Through the blackout it appeared that Patton had used Troyes, 90 miles southeast of Paris, as he had used Le Mans (TIME, Aug. 21). Pivoting on Troyes, his columns had fanned out. One thrust had stabbed toward Alsace and the German Rhineland border, 130 miles to the east. Another had cut northeast and headed for Metz, in mid-Lorraine, next-door neighbor to Luxembourg and the Reich’s Saar Valley.

The Germans insisted for three days that another Patton wedge had penetrated to Reims, 30 miles northeast of Chateau-Thierry, where battles raged again in the wheat fields. Only 50 miles north of Reims was Sedan, at the Ardennes gateway through which the Germans had plunged into France in 1940.

West of Paris other elements of Patton’s Third and of Lieut. General Courtney H. Hodges’ First Army streaked across enlarged bridgeheads over the Seine. Their clear objective: a sweep northward to cut the retreat Allied pilots reported the Germans were making from their robomb coast. A parallel column, 15 miles to the east of Paris, was at the Marne near Lagny.

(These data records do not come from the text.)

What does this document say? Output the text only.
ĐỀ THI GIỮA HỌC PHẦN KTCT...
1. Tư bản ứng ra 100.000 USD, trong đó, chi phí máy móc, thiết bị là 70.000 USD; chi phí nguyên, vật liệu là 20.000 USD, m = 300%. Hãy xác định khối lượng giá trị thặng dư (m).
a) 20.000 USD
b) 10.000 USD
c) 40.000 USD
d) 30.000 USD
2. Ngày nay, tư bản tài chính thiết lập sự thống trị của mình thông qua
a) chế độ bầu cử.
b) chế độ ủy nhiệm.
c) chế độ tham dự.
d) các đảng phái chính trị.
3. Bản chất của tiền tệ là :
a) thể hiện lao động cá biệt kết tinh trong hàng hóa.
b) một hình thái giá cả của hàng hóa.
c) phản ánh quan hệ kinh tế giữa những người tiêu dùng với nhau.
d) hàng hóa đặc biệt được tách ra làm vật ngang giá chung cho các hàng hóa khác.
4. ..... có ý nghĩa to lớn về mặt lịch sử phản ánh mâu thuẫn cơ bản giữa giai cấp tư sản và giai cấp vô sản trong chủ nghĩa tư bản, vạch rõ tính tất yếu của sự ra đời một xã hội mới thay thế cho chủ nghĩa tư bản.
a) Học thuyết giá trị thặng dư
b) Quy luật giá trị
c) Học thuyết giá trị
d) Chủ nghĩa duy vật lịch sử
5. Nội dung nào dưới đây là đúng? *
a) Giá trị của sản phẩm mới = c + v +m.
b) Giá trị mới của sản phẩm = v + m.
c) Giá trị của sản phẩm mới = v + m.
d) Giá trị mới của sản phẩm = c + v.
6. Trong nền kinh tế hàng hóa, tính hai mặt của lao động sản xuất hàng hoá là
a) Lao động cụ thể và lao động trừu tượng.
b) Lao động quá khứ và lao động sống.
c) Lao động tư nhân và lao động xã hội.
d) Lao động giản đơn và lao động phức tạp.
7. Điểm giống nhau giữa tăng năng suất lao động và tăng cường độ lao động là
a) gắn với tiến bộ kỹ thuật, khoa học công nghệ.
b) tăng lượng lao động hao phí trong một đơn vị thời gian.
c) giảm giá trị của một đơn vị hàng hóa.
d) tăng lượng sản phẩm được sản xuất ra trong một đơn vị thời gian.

The Rim Expands. Among the western columns were reportedly those of Major General Wade H. Haislip’s XV Corps, which had swung in behind the enemy to form the pockets against the Seine where Field Marshal Günther von Kluge’s main force had met disaster. To set up that kill, calm, roly-poly General Haislip had managed another impossibility for Patton; he had driven his armor down from Normandy, across to LeMans, up to Alengon —300 miles—in twelve days. Haislip’s corps had been the first of Patton’s daggers to strike deep. Now Haislip could exploit the retreat he had helped to create.

To the north and east were terrain and towns he knew as one of World War I’s battalion commanders: the Somme, the Argonne, Sedan, Amiens, the Meuse. Those Allied objectives were reminders—if the German command needed any more —of how completely Lieut. General Omar Nelson Bradley had reversed their classic Schlieffen plan of enveloping France.*Now the Eisenhower-Montgomery wheeling movement, anchored at the mouth of the Seine, was developing arcs that expanded toward Belgium and Germany.

The Hub Moves. The Allied hub itself was on the move. General Montgomery’s British and Canadian armies, which had tied down the bulk of German armor by constant two-fisted slugging, had bashed their way east and crossed the Seine. While the Americans still threw out lariat-like loops to trip the enemy’s retreat, the Canadians could move north to clean him out of the rocket coast. Rouen and Le Havre were port prizes for immediate assault.

South of the Seine the expanding hub still ground over the shreds of Kluge’s Seventh Army and the dozen divisions of his Fifteenth that he had desperately thrown into the Allied trap. There the extent of Kluge’s disaster could not yet be fully estimated. But there were hints: 30,000 to 45,000 still writhed in the trap; in a week of constant pounding by guns and bombs, 1,200 tanks, hundreds of trucks, hundreds of Germans were blasted to bits.

In the narrowing trap, as across the Seine, the Germans still fought savagely in rear-guard actions. But in France the enemy would probably not be capable of more than delaying action. Wherever the Germans might choose to stand—the Somme, the Marne, the Meuse—they were likely to feel Patton’s poniards slashing at their backs.

*The German grand strategy of 1914 was a wheeling movement through Belgium and north France which pivoted on Verdun. It was first stopped at the Marne just east of Meaux, some 30 miles short of Paris, was halted again in 1918 by the Americans at Chateau-Thierry. Basically the Germans used the same strategy in 1940.